Но ведь это труднее — влачиться вверх по быстрой реке. Круто. Чем выше, тем у́же, теснее. Посмотришь на Печенгу — вся она в оскале, ржавая пена на серых клыках. Берега низки, безрадостны, мертвы.
Друг топограф, ты составлял десятиверстные карты. Ты метил крестом пороги на Печенге. Но так тебя жрал гнус, и так были схожи эти пороги, так било твою лодку, и негде поставить лагерь и нет сухого полена, и все тут негодно, ненужно человеку. Ты метил крестом один порог из пяти, а то и десятками их пропускал.
Пороги... Я видел в кино, как красиво, и страшно, и мощно несут гуцульские реки длинные сплотки бревен, как парни танцуют на оживших древесных стволах, играют рукоятками гребей.
Нам выпали иные пороги. И парни мы не такие хваткие. Мы сбились со счета, одолевая печенгские пороги. Нас выхлестнула Печенга, пронесла от верховья в губу. Она пропорола борта и брюхо нашему понтону. Она внушала нам злобу, тоску своими гиблыми берегами и ржавой водой и бесконечностью надрывной работы.
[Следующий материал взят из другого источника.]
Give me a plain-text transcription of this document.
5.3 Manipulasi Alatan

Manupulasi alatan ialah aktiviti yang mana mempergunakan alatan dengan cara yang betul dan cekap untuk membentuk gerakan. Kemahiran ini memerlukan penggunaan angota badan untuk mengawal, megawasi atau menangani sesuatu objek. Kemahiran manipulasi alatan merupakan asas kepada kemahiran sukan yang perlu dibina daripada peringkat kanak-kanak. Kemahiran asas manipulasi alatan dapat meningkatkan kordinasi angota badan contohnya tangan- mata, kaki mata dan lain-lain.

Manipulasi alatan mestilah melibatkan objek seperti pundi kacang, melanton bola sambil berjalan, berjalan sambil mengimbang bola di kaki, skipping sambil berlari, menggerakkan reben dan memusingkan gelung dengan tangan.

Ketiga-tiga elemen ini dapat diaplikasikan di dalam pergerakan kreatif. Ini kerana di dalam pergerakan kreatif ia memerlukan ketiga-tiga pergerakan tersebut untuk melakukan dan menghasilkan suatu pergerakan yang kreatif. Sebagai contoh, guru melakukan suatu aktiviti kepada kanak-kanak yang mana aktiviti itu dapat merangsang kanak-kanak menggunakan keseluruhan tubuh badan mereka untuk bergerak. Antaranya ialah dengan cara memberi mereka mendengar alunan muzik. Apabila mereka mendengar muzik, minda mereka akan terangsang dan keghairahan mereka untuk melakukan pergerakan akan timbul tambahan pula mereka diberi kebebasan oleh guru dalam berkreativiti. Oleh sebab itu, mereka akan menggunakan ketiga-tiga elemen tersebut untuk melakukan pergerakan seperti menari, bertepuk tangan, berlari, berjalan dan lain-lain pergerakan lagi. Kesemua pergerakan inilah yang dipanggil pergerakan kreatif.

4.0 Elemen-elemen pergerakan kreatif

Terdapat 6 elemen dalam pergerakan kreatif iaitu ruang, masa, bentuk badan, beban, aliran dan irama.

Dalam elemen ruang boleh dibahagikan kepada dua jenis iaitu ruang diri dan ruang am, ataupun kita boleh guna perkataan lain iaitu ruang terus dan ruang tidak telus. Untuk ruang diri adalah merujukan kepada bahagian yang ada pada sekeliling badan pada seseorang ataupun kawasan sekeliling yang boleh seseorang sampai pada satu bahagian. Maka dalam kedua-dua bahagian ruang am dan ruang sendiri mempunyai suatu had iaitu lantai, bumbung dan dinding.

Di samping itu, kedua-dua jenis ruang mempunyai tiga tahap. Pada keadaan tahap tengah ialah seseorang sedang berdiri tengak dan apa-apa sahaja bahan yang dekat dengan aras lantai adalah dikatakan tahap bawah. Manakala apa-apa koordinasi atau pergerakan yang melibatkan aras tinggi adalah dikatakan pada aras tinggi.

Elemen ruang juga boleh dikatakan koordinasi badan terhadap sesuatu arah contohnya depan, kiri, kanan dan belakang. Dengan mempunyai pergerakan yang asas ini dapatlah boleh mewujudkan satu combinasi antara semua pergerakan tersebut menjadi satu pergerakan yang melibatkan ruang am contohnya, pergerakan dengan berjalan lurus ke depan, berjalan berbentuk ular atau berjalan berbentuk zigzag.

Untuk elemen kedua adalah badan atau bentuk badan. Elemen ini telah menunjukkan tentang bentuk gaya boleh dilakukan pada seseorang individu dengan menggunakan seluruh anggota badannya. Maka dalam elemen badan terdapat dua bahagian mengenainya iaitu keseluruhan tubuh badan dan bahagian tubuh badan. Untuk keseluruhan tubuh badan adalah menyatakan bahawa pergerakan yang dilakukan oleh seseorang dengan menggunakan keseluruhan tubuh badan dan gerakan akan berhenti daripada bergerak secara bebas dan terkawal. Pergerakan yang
Чему еще она нас научила, тусклая, гнилая, жестокая речка? А вот как вышло однажды ночью. Я записал у себя в дневнике:
Печенга была для меня дурная дорога: топь да ухабы. Но нету другой, надо ехать по этой, чтобы выбраться в сносную жизнь. Я очертил себе круг — для защиты, центр круга — костер. Не хотел выходить из круга. А сегодня я вдруг увидел, что Печенга — не просто так, по необходимости, выпала мне, что в ней есть краски мира, праздничный талант, что ли? Я срубил сухую лесину, зажег ее, все видел сквозь дым, все синело и двигалось, и менялось, а небо яркое, заревое.
С вечера поймал щуку в заводи. Кинул блесну и тотчас выхватил щуку, острую. Окунь, толокся у берега, жевал макароны, был похож на юного, пудового поросенка, рот разевал, носом дно рыл. Лариса мыла руки. Окунь пришел на плеск и все норовил хватить за палец.
Лариса взяла с собой в экспедицию на Кольский полуостров русско́-английский словарь, чтобы писать по-английски своей подруге. Она записала себе в тетрадку на первой педеле: «Эбаут май джорней, Ай уонт ту телл ю эбаут ивентс ов ласт дэйз» — «О моей поездке. Я хочу рассказать тебе о событиях последних дней». Так и не рассказала она своей подруге об этих событиях по-английски.
Я уходил с Саблиным в маршрут, Лариса сидела на земле, глаза у нее были круглые и блестели.
— Я буду песни петь, — сказала она, — фальшиво, фальшиво!
Длинная, мертвящая, злая, очень редко праздничная, Печенга принесла нас в прозрачную, прохладную осень. Мы плывем теперь каньоном по горной стране. Высятся диабазовые скалы. Река все сильнее, круче.
Утром Лариса купалась, плавала на быстрине. Я не хотел туда — там холодно, страшно. После я долго страдал от неравенства с Ларисой.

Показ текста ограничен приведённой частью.